While the hedonism and self-indulgence of the holidays are a lot of fun, I almost prefer the balancing period of self-discipline and asceticism that naturally follows. Whether it's eating simply and cheaply after weeks of parties, restaurants, and a fridge filled with yule logs, or swapping endless entertainment for exercise, the dark, cold days of January and February lend themselves nicely to self-examination.
One habit I've gotten into post-New Year's is a tune-up of my domestic situation. God knows I have little desire to leave the house, after weeks on the town.
It starts with the incorporation of any gifts I've gotten into the household: clothes into closets, books onto shelves etc. What a perfect time to cull old clothes and books, and take them to Housing Works, or sort out sheets and towels and take the frayed and tattered to the nearest animal shelter for bedding. Too many canned goods? Weird condiments from your Christmas stocking? Make a bag for your local food pantry (Greenpoint Reformed Church is a great place) Whatever you do, don't throw perfectly good stuff away.
With a little space made, now's the time for a midwinter clean. If you're like me the holidays were a time of slapdash tidying and under-the-bed stashing as guests and relatives descended. Green cleaning products are multiplying like rabbits: on a recent trip to megastore Lowe's I found the cleaning aisle chockablock with less toxic, biodegradeable, naturally scented options. Stock up! (Though I recommend hitting the 4th Street Co-op with your own bottles in hand, for bulk cleaning products, or shopping at Sustainable NYC on Ave. A, if you can.)
If you're ready for fresh cleaning implements, swap your sponge and scrubber for eco versions: no need for a plastic scrubber when you can get loofah versions at the health food store, or an entire loofah at the nearest Middle-Eastern grocery. A company called Casabella has a beautiful mop/bucket system made out of 100 percent recycled soda bottles and an aluminum handle that works for other cleaning tools, too.
In the bathroom consider switching to products from one of my new favorite stores, Lush. The Canadian company makes great natural skincare products, packages them in recycled plastic tubs, and takes the tubs back themselves for recycling—take five tubs in and they give you another product. Their greatest eco innovations are an assortment of really great bar shampoos, and several bar deodorants, sold by the pound. Sounds crazy, but the stuff is amazing, and the total packaging for either is a whisper of recyclable paper.

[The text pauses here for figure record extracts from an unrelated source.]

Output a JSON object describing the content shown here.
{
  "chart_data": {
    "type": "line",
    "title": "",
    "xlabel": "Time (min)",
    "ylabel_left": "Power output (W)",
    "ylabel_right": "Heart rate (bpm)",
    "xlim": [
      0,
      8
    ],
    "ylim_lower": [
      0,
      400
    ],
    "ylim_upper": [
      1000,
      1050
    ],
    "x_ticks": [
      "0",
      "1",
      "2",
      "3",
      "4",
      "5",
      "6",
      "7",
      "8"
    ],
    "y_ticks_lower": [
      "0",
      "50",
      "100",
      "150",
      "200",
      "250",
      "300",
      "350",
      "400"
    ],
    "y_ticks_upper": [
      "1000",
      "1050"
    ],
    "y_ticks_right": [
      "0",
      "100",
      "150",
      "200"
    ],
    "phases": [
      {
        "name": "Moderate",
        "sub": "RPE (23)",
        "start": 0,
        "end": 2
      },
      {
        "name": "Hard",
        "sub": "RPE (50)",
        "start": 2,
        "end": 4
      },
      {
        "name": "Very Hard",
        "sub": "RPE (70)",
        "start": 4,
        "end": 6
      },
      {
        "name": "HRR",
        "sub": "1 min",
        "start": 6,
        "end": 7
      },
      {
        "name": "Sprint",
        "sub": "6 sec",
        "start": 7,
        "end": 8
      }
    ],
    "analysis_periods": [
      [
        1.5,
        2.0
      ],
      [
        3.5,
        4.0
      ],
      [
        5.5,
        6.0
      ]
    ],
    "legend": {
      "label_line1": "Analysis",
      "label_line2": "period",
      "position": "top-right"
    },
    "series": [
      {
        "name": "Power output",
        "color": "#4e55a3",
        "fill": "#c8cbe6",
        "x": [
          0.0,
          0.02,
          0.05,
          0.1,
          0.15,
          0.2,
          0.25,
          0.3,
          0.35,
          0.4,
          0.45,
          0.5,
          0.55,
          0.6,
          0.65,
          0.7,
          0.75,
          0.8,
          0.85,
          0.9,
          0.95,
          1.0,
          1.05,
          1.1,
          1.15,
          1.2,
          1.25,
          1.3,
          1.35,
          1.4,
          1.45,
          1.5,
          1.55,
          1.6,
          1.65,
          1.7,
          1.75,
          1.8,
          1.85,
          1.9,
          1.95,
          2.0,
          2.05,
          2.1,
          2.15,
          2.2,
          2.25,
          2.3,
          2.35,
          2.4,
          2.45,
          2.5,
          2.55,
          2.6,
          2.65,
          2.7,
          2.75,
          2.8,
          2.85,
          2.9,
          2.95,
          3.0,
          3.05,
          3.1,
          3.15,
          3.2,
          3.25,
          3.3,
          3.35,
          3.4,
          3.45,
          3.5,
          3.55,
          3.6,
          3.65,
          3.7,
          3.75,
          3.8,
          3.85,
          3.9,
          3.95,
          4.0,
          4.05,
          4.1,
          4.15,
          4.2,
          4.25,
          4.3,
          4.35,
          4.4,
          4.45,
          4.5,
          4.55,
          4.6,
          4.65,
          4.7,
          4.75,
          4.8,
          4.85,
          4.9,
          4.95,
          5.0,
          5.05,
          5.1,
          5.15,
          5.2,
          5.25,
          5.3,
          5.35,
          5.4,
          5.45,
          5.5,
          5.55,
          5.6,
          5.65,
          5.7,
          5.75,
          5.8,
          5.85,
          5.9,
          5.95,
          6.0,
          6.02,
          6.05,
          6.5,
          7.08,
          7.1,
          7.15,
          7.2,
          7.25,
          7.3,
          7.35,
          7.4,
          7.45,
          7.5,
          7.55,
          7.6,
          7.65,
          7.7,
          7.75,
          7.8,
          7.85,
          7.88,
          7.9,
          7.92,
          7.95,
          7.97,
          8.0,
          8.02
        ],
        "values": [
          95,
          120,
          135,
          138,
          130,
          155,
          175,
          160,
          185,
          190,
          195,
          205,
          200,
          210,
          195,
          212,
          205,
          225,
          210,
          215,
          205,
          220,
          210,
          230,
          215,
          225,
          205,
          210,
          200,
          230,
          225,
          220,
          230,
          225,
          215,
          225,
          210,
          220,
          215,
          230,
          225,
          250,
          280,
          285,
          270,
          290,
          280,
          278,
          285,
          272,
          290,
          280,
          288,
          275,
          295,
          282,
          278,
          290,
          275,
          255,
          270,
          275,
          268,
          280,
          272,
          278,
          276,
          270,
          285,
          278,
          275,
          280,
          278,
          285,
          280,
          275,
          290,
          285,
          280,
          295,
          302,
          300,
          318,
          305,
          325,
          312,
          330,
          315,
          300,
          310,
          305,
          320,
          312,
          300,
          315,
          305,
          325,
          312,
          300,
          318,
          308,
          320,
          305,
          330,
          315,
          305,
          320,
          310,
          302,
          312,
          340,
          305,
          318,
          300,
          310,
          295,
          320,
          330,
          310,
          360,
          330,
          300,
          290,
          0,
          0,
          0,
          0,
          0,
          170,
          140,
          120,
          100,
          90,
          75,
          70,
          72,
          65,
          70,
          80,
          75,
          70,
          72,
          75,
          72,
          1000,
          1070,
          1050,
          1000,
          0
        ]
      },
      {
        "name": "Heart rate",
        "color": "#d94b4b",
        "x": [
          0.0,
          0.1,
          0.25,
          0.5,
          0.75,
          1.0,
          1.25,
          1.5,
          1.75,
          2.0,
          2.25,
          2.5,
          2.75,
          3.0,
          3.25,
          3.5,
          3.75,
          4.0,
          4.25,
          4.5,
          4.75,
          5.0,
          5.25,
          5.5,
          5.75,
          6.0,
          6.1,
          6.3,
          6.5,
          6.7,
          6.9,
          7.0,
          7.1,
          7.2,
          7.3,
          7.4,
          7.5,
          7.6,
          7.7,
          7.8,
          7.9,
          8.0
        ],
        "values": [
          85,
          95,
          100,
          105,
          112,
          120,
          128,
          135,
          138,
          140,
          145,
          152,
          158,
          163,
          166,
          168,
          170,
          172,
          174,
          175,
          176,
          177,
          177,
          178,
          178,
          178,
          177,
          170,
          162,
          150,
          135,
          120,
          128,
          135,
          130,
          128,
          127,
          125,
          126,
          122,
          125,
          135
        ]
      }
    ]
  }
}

No more plastic bottles and boxes, hallelujah!
Speaking of no more plastic, now's the time to get rid of all those takeout boxes you've been hoarding—if your freezer has a lot of room in it, fill it with takeout tubs filled with water: it will reduce the energy needed to keep your fridge running, and reduce your electric bill. Recycle what you can from the rest (the Park Slope Co-op has days when it takes yogurt tubs and many other kinds of plastic not recyclable in the city system) and invest in a couple of glass or stainless containers (or use spaghetti-sauce or jam jars) instead—no creepy leaching.
As long as you're in the kitchen, one of the greenest (and healthiest) things you can do is cook (and eat) more at home, with a little less meat. Whip up a simple vegan soup, with lentils say, some onions, garlic, potatoes, olive oil and spices, and you'll save money, reduce your carbon footprint, and give yourself a wildly healthy treat. Or resolve to go meat-free one day a week: there's a cool group called Meatless Mondays, which will send you great recipes, and guide you if you'll commit to one meat-free day a week (Meatlessmonday.com).
Whatever you do, make a couple of changes, and have a happier, greener New Year.